こちらも話す気力がとんでもない速度で失せていく。
「僕はあんまりめでたくないけどな・・・・・・あのねえ遊海ちゃん、君、物事の興味を失うのが早すぎるよ。おざなりな返事はよしてくれ。」
台詞の展開がしにくいのだ。
語り部の都合だが。
「はいはい分かりましたよっと。ほら、会計。たまには奢ってもらおうかしら。」
「いつもこういう時って僕が払ってるよな・・・・・・?」
「うるさいわね。バラすわよ。今度こそ裁きを受けてもらうわよ。」
「そのネタはシャレになってないから言わないで・・・!」
服従。
いや屈従。
トラウマが増えた気がする。
まあ、死ぬよりマシか。
生きていられるだけ──────。
どんな苦しみも、まだマシだ。
カフェを去って街道を散歩している最中。
「今回の件の解決は、どう菱森に伝えようか・・・。」
皆が皆、それも八宮高校生徒だけで結構な人数が呼び込まれた──言わば、死んでもないのに姉妹の気まぐれか何かで地獄に堕ちたようで、その全員があれほどの苦痛を伴う裁きを受けていたのだとすれば、なかなかに怖い話ではある。
勿論僕が受けたものはかなりひどい仕打ちで、それに比較するなら一般人である彼らは小突かれた程度なのだろうが。
まあ全員、«対岸»に関わりを持つ僕らを除いては、それに関係する記憶はしっかり抹消されているのだろうから、問題無しか・・・?

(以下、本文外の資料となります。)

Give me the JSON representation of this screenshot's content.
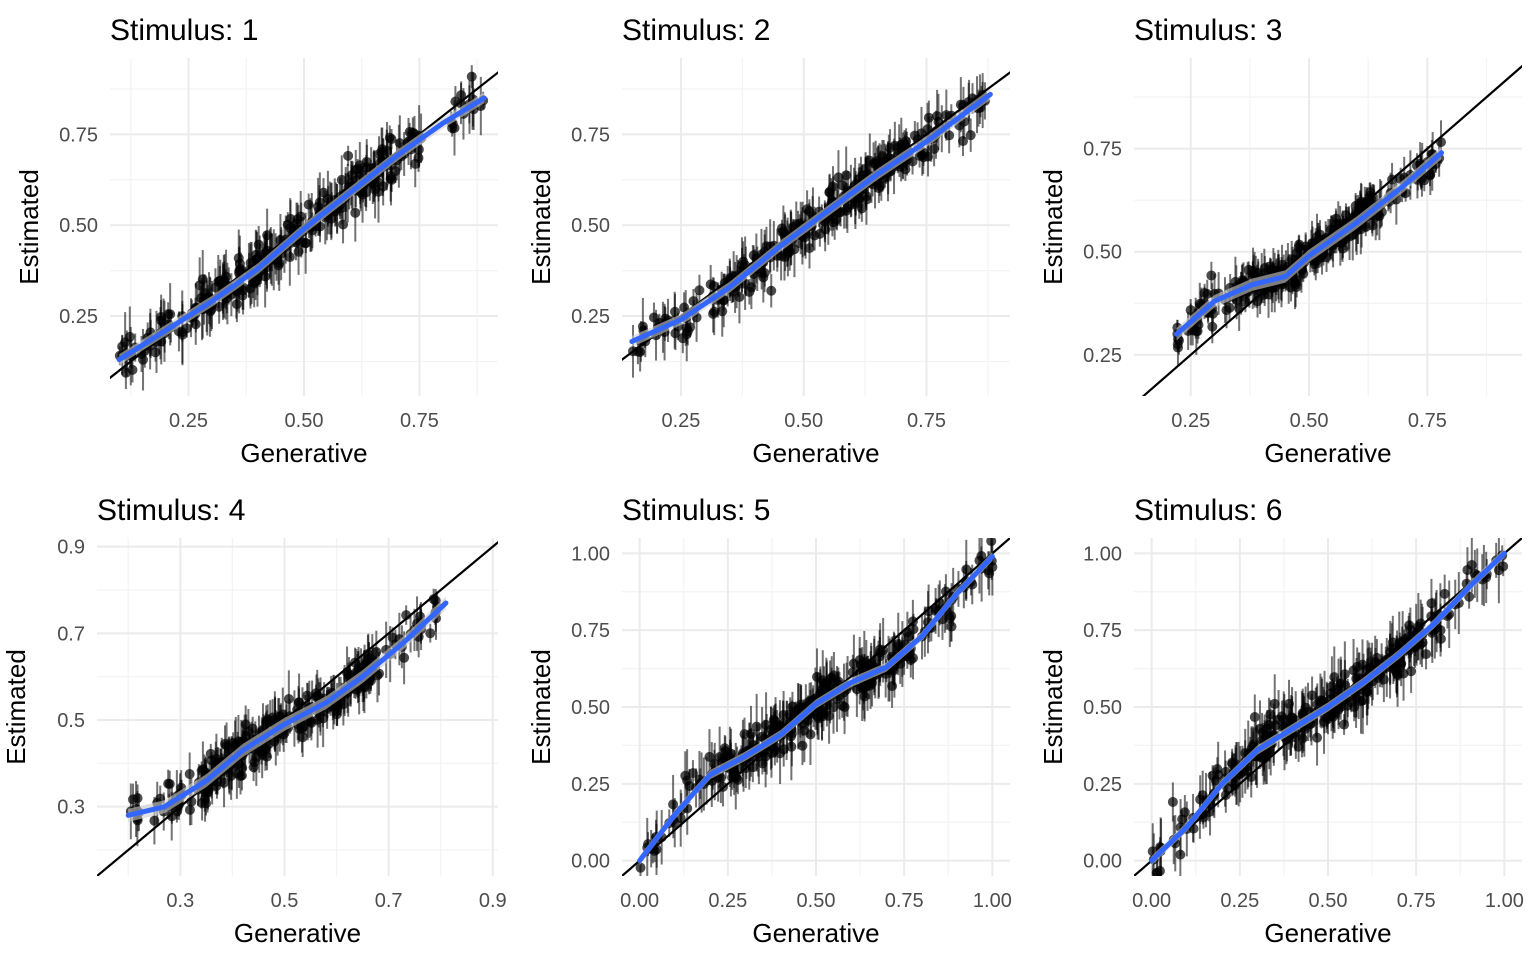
{
  "colors": {
    "points": "#000000",
    "smooth": "#3366ff",
    "identity": "#000000",
    "ribbon": "#cfcfcf",
    "grid": "#ebebeb"
  },
  "chart_data": [
    {
      "type": "scatter",
      "title": "Stimulus: 1",
      "xlabel": "Generative",
      "ylabel": "Estimated",
      "xlim": [
        0.08,
        0.92
      ],
      "ylim": [
        0.03,
        0.96
      ],
      "xticks": [
        0.25,
        0.5,
        0.75
      ],
      "xtick_labels": [
        "0.25",
        "0.50",
        "0.75"
      ],
      "yticks": [
        0.25,
        0.5,
        0.75
      ],
      "ytick_labels": [
        "0.25",
        "0.50",
        "0.75"
      ],
      "n_points": 300,
      "x_range": [
        0.1,
        0.89
      ],
      "smooth": {
        "x": [
          0.1,
          0.2,
          0.3,
          0.4,
          0.5,
          0.6,
          0.7,
          0.8,
          0.89
        ],
        "y": [
          0.13,
          0.21,
          0.29,
          0.38,
          0.49,
          0.59,
          0.69,
          0.78,
          0.85
        ]
      },
      "identity_line": true,
      "grid": true
    },
    {
      "type": "scatter",
      "title": "Stimulus: 2",
      "xlabel": "Generative",
      "ylabel": "Estimated",
      "xlim": [
        0.13,
        0.92
      ],
      "ylim": [
        0.03,
        0.96
      ],
      "xticks": [
        0.25,
        0.5,
        0.75
      ],
      "xtick_labels": [
        "0.25",
        "0.50",
        "0.75"
      ],
      "yticks": [
        0.25,
        0.5,
        0.75
      ],
      "ytick_labels": [
        "0.25",
        "0.50",
        "0.75"
      ],
      "n_points": 300,
      "x_range": [
        0.15,
        0.88
      ],
      "smooth": {
        "x": [
          0.15,
          0.25,
          0.35,
          0.45,
          0.55,
          0.65,
          0.75,
          0.88
        ],
        "y": [
          0.18,
          0.24,
          0.33,
          0.44,
          0.54,
          0.64,
          0.73,
          0.86
        ]
      },
      "identity_line": true,
      "grid": true
    },
    {
      "type": "scatter",
      "title": "Stimulus: 3",
      "xlabel": "Generative",
      "ylabel": "Estimated",
      "xlim": [
        0.13,
        0.95
      ],
      "ylim": [
        0.15,
        0.97
      ],
      "xticks": [
        0.25,
        0.5,
        0.75
      ],
      "xtick_labels": [
        "0.25",
        "0.50",
        "0.75"
      ],
      "yticks": [
        0.25,
        0.5,
        0.75
      ],
      "ytick_labels": [
        "0.25",
        "0.50",
        "0.75"
      ],
      "n_points": 300,
      "x_range": [
        0.22,
        0.78
      ],
      "smooth": {
        "x": [
          0.22,
          0.3,
          0.38,
          0.45,
          0.5,
          0.55,
          0.6,
          0.7,
          0.78
        ],
        "y": [
          0.3,
          0.38,
          0.42,
          0.44,
          0.49,
          0.53,
          0.57,
          0.66,
          0.74
        ]
      },
      "identity_line": true,
      "grid": true
    },
    {
      "type": "scatter",
      "title": "Stimulus: 4",
      "xlabel": "Generative",
      "ylabel": "Estimated",
      "xlim": [
        0.14,
        0.91
      ],
      "ylim": [
        0.14,
        0.92
      ],
      "xticks": [
        0.3,
        0.5,
        0.7,
        0.9
      ],
      "xtick_labels": [
        "0.3",
        "0.5",
        "0.7",
        "0.9"
      ],
      "yticks": [
        0.3,
        0.5,
        0.7,
        0.9
      ],
      "ytick_labels": [
        "0.3",
        "0.5",
        "0.7",
        "0.9"
      ],
      "n_points": 300,
      "x_range": [
        0.2,
        0.81
      ],
      "smooth": {
        "x": [
          0.2,
          0.27,
          0.35,
          0.42,
          0.5,
          0.58,
          0.65,
          0.73,
          0.81
        ],
        "y": [
          0.28,
          0.3,
          0.36,
          0.43,
          0.49,
          0.54,
          0.6,
          0.68,
          0.77
        ]
      },
      "identity_line": true,
      "grid": true
    },
    {
      "type": "scatter",
      "title": "Stimulus: 5",
      "xlabel": "Generative",
      "ylabel": "Estimated",
      "xlim": [
        -0.05,
        1.05
      ],
      "ylim": [
        -0.05,
        1.05
      ],
      "xticks": [
        0.0,
        0.25,
        0.5,
        0.75,
        1.0
      ],
      "xtick_labels": [
        "0.00",
        "0.25",
        "0.50",
        "0.75",
        "1.00"
      ],
      "yticks": [
        0.0,
        0.25,
        0.5,
        0.75,
        1.0
      ],
      "ytick_labels": [
        "0.00",
        "0.25",
        "0.50",
        "0.75",
        "1.00"
      ],
      "n_points": 300,
      "x_range": [
        0.0,
        1.0
      ],
      "smooth": {
        "x": [
          0.0,
          0.1,
          0.2,
          0.3,
          0.4,
          0.5,
          0.6,
          0.7,
          0.8,
          0.9,
          1.0
        ],
        "y": [
          0.0,
          0.15,
          0.28,
          0.34,
          0.41,
          0.51,
          0.58,
          0.63,
          0.73,
          0.87,
          0.99
        ]
      },
      "identity_line": true,
      "grid": true
    },
    {
      "type": "scatter",
      "title": "Stimulus: 6",
      "xlabel": "Generative",
      "ylabel": "Estimated",
      "xlim": [
        -0.05,
        1.05
      ],
      "ylim": [
        -0.05,
        1.05
      ],
      "xticks": [
        0.0,
        0.25,
        0.5,
        0.75,
        1.0
      ],
      "xtick_labels": [
        "0.00",
        "0.25",
        "0.50",
        "0.75",
        "1.00"
      ],
      "yticks": [
        0.0,
        0.25,
        0.5,
        0.75,
        1.0
      ],
      "ytick_labels": [
        "0.00",
        "0.25",
        "0.50",
        "0.75",
        "1.00"
      ],
      "n_points": 300,
      "x_range": [
        0.0,
        1.0
      ],
      "smooth": {
        "x": [
          0.0,
          0.1,
          0.2,
          0.3,
          0.4,
          0.5,
          0.6,
          0.7,
          0.8,
          0.9,
          1.0
        ],
        "y": [
          0.0,
          0.11,
          0.25,
          0.36,
          0.43,
          0.5,
          0.58,
          0.67,
          0.77,
          0.89,
          1.0
        ]
      },
      "identity_line": true,
      "grid": true
    }
  ]
}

「謎の引力の正体が地獄そのもので、何回か死んできた──なんて、まともに語ったら、頭の変なやつと思われるよなあ。」
「そんな気にすることないんじゃない?元から頭は変だし。」
軽くスルーする遊海ちゃん。
長門もこんな調子で対処されたのか?だとしたら彼女には同情の念を向けざるを得ないが。

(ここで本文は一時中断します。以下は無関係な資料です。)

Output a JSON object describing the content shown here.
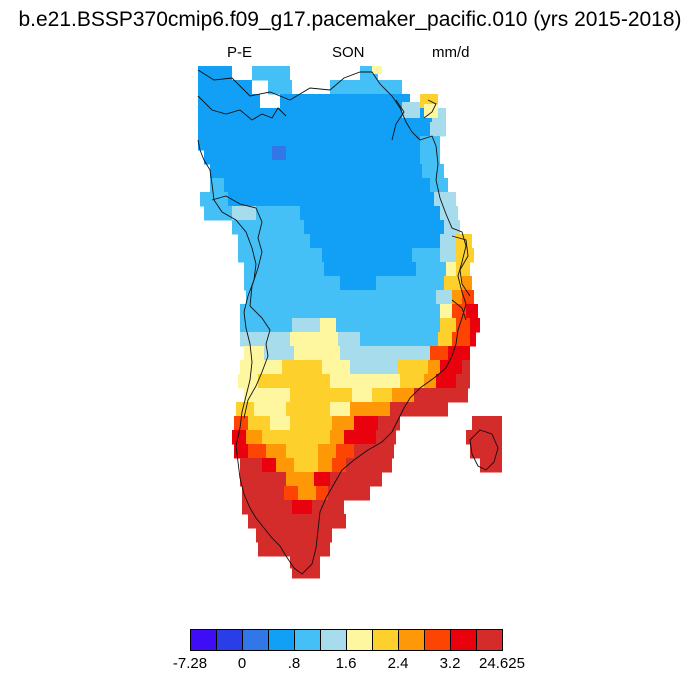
{
  "title": "b.e21.BSSP370cmip6.f09_g17.pacemaker_pacific.010 (yrs 2015-2018)",
  "left_label": "P-E",
  "center_label": "SON",
  "right_label": "mm/d",
  "colorbar": {
    "colors": [
      "#3e0cf5",
      "#2a3ee8",
      "#3277e8",
      "#12a0f7",
      "#45c0f7",
      "#a6dcec",
      "#fff7a0",
      "#fed02b",
      "#fe9806",
      "#fd4403",
      "#e9020e",
      "#d42b2b"
    ],
    "labels": [
      "-7.28",
      "0",
      ".8",
      "1.6",
      "2.4",
      "3.2",
      "24.625"
    ]
  },
  "map": {
    "region": "Greenland",
    "variable": "P-E",
    "season": "SON",
    "units": "mm/d"
  }
}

「そろそろ君も毒舌キャラが板についてきたな・・・その程度じゃ、もうツッコむ気にすらなれないよ。」
「おや。もっと酷いのをご所望で?主人公はマゾヒストなのかしら?」
「それに関しては断固否定するぞ!?」
しかし。
本当にどうしようか──というのは、今回の件についてではなく、菱森 雪都と菱森 希心について。

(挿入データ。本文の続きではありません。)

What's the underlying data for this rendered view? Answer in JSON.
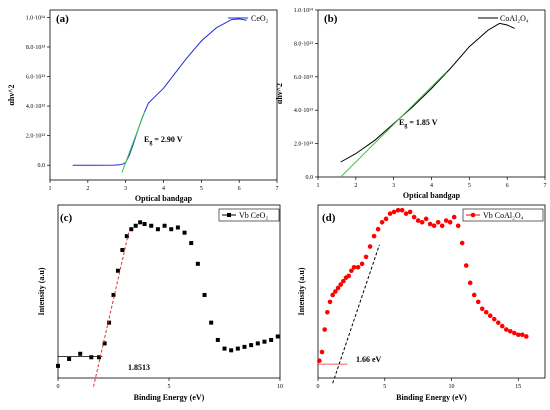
{
  "figure": {
    "background": "#ffffff"
  },
  "chart_data": [
    {
      "id": "a",
      "panel_label": "(a)",
      "type": "line",
      "xlabel": "Optical bandgap",
      "ylabel": "αhν^2",
      "xlim": [
        1,
        7
      ],
      "ylim": [
        -10000000000000.0,
        105000000000000.0
      ],
      "xticks": [
        1,
        2,
        3,
        4,
        5,
        6,
        7
      ],
      "yticks": [
        0.0,
        20000000000000.0,
        40000000000000.0,
        60000000000000.0,
        80000000000000.0,
        100000000000000.0
      ],
      "ytick_labels": [
        "0.0",
        "2.0·10¹³",
        "4.0·10¹³",
        "6.0·10¹³",
        "8.0·10¹³",
        "1.0·10¹⁴"
      ],
      "legend": {
        "name": "CeO₂",
        "color": "#1f2fd6",
        "position": "top-right"
      },
      "series": [
        {
          "name": "CeO₂",
          "color": "#1f2fd6",
          "x": [
            1.6,
            2.2,
            2.7,
            2.85,
            2.95,
            3.0,
            3.1,
            3.2,
            3.3,
            3.45,
            3.6,
            3.8,
            4.0,
            4.3,
            4.6,
            5.0,
            5.4,
            5.8,
            6.0,
            6.2
          ],
          "y": [
            0,
            0,
            50000000000.0,
            300000000000.0,
            1000000000000.0,
            2000000000000.0,
            7000000000000.0,
            14000000000000.0,
            22000000000000.0,
            33000000000000.0,
            42000000000000.0,
            47000000000000.0,
            52000000000000.0,
            62000000000000.0,
            72000000000000.0,
            84000000000000.0,
            93000000000000.0,
            98500000000000.0,
            99000000000000.0,
            98000000000000.0
          ]
        }
      ],
      "fit_line": {
        "color": "#2ecc40",
        "x": [
          2.9,
          3.5
        ],
        "y": [
          -5000000000000.0,
          36000000000000.0
        ]
      },
      "annotation": {
        "text": "E",
        "sub": "g",
        "rest": " = 2.90 V"
      }
    },
    {
      "id": "b",
      "panel_label": "(b)",
      "type": "line",
      "xlabel": "Optical bandgap",
      "ylabel": "αhν^2",
      "xlim": [
        1,
        7
      ],
      "ylim": [
        0,
        100000000000000.0
      ],
      "xticks": [
        1,
        2,
        3,
        4,
        5,
        6,
        7
      ],
      "yticks": [
        0,
        20000000000000.0,
        40000000000000.0,
        60000000000000.0,
        80000000000000.0,
        100000000000000.0
      ],
      "ytick_labels": [
        "0.0",
        "2.0·10¹³",
        "4.0·10¹³",
        "6.0·10¹³",
        "8.0·10¹³",
        "1.0·10¹⁴"
      ],
      "legend": {
        "name": "CoAl₂O₄",
        "color": "#000000",
        "position": "top-right"
      },
      "series": [
        {
          "name": "CoAl₂O₄",
          "color": "#000000",
          "x": [
            1.6,
            2.0,
            2.5,
            3.0,
            3.5,
            4.0,
            4.5,
            5.0,
            5.5,
            5.8,
            6.0,
            6.2
          ],
          "y": [
            9000000000000.0,
            14000000000000.0,
            22000000000000.0,
            32000000000000.0,
            42000000000000.0,
            53000000000000.0,
            65000000000000.0,
            78000000000000.0,
            88000000000000.0,
            92000000000000.0,
            91000000000000.0,
            89000000000000.0
          ]
        }
      ],
      "fit_line": {
        "color": "#2ecc40",
        "x": [
          1.6,
          4.4
        ],
        "y": [
          0,
          63000000000000.0
        ]
      },
      "annotation": {
        "text": "E",
        "sub": "g",
        "rest": " = 1.85 V"
      }
    },
    {
      "id": "c",
      "panel_label": "(c)",
      "type": "scatter",
      "xlabel": "Binding Energy (eV)",
      "ylabel": "Intensity (a.u)",
      "xlim": [
        0,
        10
      ],
      "ylim": [
        0,
        1
      ],
      "xticks": [
        0,
        5,
        10
      ],
      "yticks": [],
      "legend": {
        "name": "Vb CeO₂",
        "color": "#000000",
        "position": "top-right"
      },
      "series": [
        {
          "name": "Vb CeO₂",
          "color": "#000000",
          "marker": "square",
          "x": [
            0.0,
            0.5,
            1.0,
            1.5,
            1.85,
            2.1,
            2.3,
            2.5,
            2.7,
            2.9,
            3.1,
            3.3,
            3.5,
            3.7,
            3.9,
            4.2,
            4.5,
            4.8,
            5.1,
            5.4,
            5.7,
            6.0,
            6.3,
            6.6,
            6.9,
            7.2,
            7.5,
            7.8,
            8.1,
            8.4,
            8.7,
            9.0,
            9.3,
            9.6,
            9.9
          ],
          "y": [
            0.07,
            0.11,
            0.14,
            0.12,
            0.12,
            0.2,
            0.32,
            0.48,
            0.62,
            0.74,
            0.82,
            0.86,
            0.88,
            0.9,
            0.89,
            0.88,
            0.86,
            0.88,
            0.86,
            0.87,
            0.84,
            0.78,
            0.66,
            0.48,
            0.32,
            0.22,
            0.17,
            0.16,
            0.17,
            0.18,
            0.19,
            0.2,
            0.21,
            0.22,
            0.24
          ]
        }
      ],
      "fit_line": {
        "color": "#e03030",
        "style": "dashed",
        "x": [
          1.6,
          3.2
        ],
        "y": [
          -0.05,
          0.85
        ]
      },
      "baseline": {
        "color": "#000000",
        "x": [
          0,
          2.0
        ],
        "y": [
          0.125,
          0.125
        ]
      },
      "annotation": {
        "text": "1.8513"
      }
    },
    {
      "id": "d",
      "panel_label": "(d)",
      "type": "scatter",
      "xlabel": "Binding Energy (eV)",
      "ylabel": "Intensity (a.u)",
      "xlim": [
        0,
        17
      ],
      "ylim": [
        0,
        1
      ],
      "xticks": [
        0,
        5,
        10,
        15
      ],
      "yticks": [],
      "legend": {
        "name": "Vb CoAl₂O₄",
        "color": "#ff0000",
        "position": "top-right"
      },
      "series": [
        {
          "name": "Vb CoAl₂O₄",
          "color": "#ff0000",
          "marker": "circle",
          "x": [
            0.1,
            0.3,
            0.5,
            0.7,
            0.9,
            1.1,
            1.3,
            1.5,
            1.7,
            1.9,
            2.1,
            2.3,
            2.5,
            2.7,
            3.0,
            3.3,
            3.6,
            3.9,
            4.2,
            4.5,
            4.8,
            5.1,
            5.4,
            5.7,
            6.0,
            6.3,
            6.6,
            6.9,
            7.2,
            7.5,
            7.8,
            8.1,
            8.4,
            8.7,
            9.0,
            9.3,
            9.6,
            9.9,
            10.2,
            10.5,
            10.8,
            11.1,
            11.4,
            11.7,
            12.0,
            12.3,
            12.6,
            12.9,
            13.2,
            13.5,
            13.8,
            14.1,
            14.4,
            14.7,
            15.0,
            15.3,
            15.6
          ],
          "y": [
            0.1,
            0.15,
            0.28,
            0.38,
            0.44,
            0.48,
            0.5,
            0.52,
            0.54,
            0.56,
            0.58,
            0.59,
            0.62,
            0.64,
            0.64,
            0.66,
            0.7,
            0.76,
            0.82,
            0.86,
            0.9,
            0.92,
            0.95,
            0.96,
            0.97,
            0.97,
            0.95,
            0.96,
            0.93,
            0.91,
            0.9,
            0.92,
            0.89,
            0.88,
            0.9,
            0.88,
            0.91,
            0.9,
            0.93,
            0.88,
            0.78,
            0.65,
            0.55,
            0.48,
            0.44,
            0.4,
            0.38,
            0.36,
            0.34,
            0.32,
            0.3,
            0.28,
            0.27,
            0.26,
            0.25,
            0.25,
            0.24
          ]
        }
      ],
      "fit_line": {
        "color": "#000000",
        "style": "dashed",
        "x": [
          1.1,
          4.6
        ],
        "y": [
          -0.03,
          0.77
        ]
      },
      "baseline": {
        "color": "#e03030",
        "x": [
          0,
          2.2
        ],
        "y": [
          0.08,
          0.08
        ]
      },
      "annotation": {
        "text": "1.66 eV"
      }
    }
  ]
}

彼女をこれ以上巻き込むわけにはいかないし、あの父親を名乗る不気味な男と遭遇させるわけにはいかない。
決して。
あれは最早人間をやめている──怪物だ。
この世に、そしてあの世にも、存在していいものじゃあないだろう。
だから多分、僕はそのうちに彼とも対峙することになるのだろうな──────誰でもないアイツと。
誰にもなれないアイツと。
その時は、菱森 希心の抱える全てを、僕が解決してやろう。
彼女に憑き纏う旭川 黒羽のことも含めて、全て。
こんなことを言うと洞木なんかは嘲るのだろうけれど──人は人を変えられない、人は人に代われないと言うのだろうけれど。
それでも僕が、変えたいと思うのだ。
変えられるさ。
これは誰の寄越した依頼でもない────ただ単に、脆くて、薄くて、浅くて、柔くて、弱い、そんな僕自身に芽生えた覚悟であるというだけだ。
「✕✕✕✕✕✕✕✕✕✕」
「──────え?」
不意に背後から、二人分の気配を感じて振り返る──が、そこには何も無く、すぐさま向き直って再び歩き出した。
多分、それも気の所為だろう。
穏やかな微風が吹き、僕と遊海ちゃんの影が色濃く伸びている。
大丈夫。
何も問題はない。
今日も変わらず。
何も変わらず。
空は広いし、日は昇る。
木々は茂って、陰影は揺らぐ。
そんな世界。
何も心配することはないぜ。
だって僕はまだ、生きているから。